In this study, we describe results of behavioral and perception surveys administered as part of a longitudinal cohort study of students, faculty, and staff at a small liberal arts college located in Milton, Massachusetts, a suburb of Boston. This college has approximately 2000 undergraduate students, about 1000 of which live on campus in congregate dormitory settings, as well as 300 faculty and 400 staff members. Data were collected at two time points during the Spring 2021 semester: in the first week students returned to campus in early February, and immediately prior to final exams in late April 2021. We report the perceptions and intentions of this population regarding the COVID-19 vaccine as well as vaccine uptake.

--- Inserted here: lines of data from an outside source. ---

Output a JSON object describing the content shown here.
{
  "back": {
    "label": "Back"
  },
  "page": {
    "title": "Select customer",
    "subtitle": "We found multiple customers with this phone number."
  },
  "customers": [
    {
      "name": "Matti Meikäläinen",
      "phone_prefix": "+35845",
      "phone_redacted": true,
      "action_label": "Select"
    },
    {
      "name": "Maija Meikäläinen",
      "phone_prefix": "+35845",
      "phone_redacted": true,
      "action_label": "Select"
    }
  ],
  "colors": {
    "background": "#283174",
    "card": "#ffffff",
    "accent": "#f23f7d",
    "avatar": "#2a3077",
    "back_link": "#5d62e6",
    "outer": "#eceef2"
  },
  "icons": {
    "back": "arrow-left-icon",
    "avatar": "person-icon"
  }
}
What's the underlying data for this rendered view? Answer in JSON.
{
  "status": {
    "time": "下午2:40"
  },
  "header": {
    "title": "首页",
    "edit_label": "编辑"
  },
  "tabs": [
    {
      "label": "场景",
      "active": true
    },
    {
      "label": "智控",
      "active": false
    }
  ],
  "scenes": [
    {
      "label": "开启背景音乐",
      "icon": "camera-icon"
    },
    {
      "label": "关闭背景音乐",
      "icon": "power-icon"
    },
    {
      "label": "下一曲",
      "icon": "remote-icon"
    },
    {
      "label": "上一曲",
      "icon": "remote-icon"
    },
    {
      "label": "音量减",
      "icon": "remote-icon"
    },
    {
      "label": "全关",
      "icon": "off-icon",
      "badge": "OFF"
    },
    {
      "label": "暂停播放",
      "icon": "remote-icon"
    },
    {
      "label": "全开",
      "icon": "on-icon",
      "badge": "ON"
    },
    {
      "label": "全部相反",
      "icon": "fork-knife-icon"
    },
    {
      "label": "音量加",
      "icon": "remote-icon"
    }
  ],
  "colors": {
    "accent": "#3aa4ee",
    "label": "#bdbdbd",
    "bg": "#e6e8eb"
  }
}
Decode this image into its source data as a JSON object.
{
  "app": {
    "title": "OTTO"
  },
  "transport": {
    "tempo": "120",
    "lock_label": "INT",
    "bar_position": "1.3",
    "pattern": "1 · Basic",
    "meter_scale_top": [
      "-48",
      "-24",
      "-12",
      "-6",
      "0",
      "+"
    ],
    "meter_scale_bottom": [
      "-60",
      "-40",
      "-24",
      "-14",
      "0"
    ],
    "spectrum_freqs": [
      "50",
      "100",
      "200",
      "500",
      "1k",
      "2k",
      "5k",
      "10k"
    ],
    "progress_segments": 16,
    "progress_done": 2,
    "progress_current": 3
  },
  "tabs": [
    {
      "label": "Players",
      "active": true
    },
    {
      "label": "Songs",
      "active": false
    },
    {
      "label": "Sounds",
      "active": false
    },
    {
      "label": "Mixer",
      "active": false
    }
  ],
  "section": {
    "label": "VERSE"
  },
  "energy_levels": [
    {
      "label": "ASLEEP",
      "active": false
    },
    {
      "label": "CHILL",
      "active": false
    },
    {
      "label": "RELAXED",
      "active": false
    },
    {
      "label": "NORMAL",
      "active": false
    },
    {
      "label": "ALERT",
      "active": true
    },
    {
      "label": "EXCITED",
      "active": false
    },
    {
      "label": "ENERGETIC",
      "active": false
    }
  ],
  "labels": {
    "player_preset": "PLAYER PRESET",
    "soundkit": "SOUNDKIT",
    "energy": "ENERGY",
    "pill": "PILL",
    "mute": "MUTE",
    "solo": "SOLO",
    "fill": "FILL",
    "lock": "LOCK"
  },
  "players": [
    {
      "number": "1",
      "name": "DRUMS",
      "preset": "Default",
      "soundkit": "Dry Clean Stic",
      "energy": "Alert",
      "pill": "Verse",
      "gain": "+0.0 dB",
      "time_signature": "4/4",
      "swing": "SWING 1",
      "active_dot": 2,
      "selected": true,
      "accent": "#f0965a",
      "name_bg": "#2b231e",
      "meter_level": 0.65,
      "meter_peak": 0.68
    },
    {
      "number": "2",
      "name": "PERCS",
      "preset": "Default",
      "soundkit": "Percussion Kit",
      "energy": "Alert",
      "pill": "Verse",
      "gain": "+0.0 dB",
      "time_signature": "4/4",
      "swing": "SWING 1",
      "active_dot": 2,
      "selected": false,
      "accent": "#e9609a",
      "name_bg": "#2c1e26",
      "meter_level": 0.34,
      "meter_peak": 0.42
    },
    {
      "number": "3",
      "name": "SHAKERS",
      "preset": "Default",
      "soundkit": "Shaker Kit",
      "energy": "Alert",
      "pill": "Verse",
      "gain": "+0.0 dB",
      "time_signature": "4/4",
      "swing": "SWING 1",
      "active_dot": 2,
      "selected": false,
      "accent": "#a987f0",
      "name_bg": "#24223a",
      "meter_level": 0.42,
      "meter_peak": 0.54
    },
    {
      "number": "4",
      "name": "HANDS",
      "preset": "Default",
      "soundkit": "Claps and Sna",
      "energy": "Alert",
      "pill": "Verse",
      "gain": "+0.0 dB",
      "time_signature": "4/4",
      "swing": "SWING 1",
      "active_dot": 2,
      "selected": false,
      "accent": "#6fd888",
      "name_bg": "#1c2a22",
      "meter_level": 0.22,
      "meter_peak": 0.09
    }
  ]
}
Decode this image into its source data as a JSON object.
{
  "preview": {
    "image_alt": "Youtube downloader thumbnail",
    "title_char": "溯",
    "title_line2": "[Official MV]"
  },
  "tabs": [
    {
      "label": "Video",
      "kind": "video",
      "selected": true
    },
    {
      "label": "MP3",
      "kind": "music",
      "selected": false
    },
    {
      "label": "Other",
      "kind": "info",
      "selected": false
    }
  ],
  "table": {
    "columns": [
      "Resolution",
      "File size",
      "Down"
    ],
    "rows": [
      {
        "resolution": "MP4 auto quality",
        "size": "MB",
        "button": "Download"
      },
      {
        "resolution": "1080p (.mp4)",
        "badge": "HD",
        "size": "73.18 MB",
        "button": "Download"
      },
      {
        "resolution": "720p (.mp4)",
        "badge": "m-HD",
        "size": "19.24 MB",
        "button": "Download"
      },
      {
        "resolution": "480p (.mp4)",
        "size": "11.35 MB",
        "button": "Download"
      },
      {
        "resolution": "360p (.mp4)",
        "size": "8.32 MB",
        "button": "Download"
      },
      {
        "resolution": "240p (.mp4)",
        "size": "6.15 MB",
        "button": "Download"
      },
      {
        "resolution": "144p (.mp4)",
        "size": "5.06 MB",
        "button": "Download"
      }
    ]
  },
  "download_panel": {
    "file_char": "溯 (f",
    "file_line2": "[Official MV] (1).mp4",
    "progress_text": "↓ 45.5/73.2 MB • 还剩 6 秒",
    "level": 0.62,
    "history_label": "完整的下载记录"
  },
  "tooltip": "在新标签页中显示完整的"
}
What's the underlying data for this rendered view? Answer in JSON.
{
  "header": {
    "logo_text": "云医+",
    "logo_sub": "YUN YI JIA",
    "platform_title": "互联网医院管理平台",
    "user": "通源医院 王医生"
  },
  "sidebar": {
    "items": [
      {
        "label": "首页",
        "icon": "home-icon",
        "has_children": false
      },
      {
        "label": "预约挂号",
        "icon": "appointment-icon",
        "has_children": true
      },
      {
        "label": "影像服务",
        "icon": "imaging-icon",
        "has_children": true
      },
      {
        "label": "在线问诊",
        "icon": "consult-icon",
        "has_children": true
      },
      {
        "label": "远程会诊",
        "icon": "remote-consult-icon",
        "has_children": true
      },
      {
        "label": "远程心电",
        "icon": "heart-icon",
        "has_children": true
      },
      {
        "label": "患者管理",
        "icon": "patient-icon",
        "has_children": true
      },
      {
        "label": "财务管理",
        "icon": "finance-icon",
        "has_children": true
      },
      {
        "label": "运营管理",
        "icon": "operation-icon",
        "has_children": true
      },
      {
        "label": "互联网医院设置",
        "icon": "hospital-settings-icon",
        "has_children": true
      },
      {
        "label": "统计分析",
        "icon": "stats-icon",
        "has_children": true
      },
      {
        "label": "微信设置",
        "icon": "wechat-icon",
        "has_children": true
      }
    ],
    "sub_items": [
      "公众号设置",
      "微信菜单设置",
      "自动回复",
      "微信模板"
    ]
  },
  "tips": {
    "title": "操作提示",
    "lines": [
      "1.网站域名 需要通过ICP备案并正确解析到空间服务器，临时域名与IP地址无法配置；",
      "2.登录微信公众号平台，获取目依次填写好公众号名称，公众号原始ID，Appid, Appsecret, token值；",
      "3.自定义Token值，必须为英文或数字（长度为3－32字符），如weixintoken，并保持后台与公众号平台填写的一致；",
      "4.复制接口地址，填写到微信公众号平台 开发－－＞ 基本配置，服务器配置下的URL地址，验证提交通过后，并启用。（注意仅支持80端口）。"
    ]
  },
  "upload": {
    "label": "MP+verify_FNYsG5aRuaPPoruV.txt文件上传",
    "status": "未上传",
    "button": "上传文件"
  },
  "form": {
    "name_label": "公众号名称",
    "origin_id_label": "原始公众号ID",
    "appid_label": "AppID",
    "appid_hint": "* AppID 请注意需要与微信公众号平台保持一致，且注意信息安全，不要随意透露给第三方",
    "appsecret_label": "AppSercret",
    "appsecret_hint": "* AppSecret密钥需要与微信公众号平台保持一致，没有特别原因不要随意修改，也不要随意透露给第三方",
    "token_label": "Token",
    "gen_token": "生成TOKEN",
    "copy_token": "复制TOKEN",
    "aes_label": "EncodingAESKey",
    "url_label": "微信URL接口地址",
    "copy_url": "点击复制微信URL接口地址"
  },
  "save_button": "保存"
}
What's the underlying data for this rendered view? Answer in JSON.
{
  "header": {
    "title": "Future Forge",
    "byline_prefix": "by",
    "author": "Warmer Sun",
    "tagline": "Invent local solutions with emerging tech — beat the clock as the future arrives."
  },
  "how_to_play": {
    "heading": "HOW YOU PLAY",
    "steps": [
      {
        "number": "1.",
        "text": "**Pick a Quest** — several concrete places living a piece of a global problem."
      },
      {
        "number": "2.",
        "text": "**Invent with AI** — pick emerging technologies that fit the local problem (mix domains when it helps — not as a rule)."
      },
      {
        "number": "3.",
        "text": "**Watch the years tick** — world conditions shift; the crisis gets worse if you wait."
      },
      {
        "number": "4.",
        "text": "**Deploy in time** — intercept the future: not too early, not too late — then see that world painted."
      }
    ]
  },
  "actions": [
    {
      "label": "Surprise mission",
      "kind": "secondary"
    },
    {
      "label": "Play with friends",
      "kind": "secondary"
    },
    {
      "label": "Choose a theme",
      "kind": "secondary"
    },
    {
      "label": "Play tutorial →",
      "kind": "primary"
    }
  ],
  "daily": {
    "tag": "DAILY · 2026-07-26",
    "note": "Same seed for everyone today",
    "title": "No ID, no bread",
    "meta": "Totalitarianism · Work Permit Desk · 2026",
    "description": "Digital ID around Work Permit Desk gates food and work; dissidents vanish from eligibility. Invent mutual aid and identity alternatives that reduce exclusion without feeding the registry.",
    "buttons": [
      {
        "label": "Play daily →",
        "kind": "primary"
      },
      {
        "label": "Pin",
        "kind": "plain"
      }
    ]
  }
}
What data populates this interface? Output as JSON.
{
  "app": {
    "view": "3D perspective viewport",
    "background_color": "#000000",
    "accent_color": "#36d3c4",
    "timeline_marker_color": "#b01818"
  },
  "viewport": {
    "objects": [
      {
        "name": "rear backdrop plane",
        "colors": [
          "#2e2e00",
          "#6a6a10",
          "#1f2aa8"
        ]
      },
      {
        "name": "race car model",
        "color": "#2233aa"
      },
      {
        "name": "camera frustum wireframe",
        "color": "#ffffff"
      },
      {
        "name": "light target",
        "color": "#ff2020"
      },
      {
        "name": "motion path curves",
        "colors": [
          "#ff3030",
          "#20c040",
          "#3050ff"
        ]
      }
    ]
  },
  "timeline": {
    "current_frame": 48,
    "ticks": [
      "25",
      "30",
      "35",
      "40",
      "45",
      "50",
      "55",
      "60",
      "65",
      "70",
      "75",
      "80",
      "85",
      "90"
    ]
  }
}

All students, faculty, and staff members of Curry College electronically received an invitation to learn more about the study and enroll via a HIPAA-compliant, online survey-hosting platform. Interested individuals completed the informed consent process online in either text or video format; we have previously demonstrated that video consent is associated with higher comprehension of consent elements [16]. Consent to participate was documented online. Eligibility criteria were as follows: aged ≥18 years, ability to read and understand English without assistance, being a member of the Curry College residential community during the Spring 2021 semester (February-May 2021); completing at least part of their instruction or job in-person on the Curry College campus in Milton, Massachusetts; intention to remain in the vicinity of Curry College for the entire study period, willingness to comply with Curry College COVID-19 weekly screening requirements, willingness to answer biweekly study surveys electronically sent via email, willingness to participant in venipuncture for blood sample collection, and having no bleeding disorder preventing the use of venipuncture. Eligible participants who did not complete consent before returning to campus were offered enrollment on-site during their first week of classes.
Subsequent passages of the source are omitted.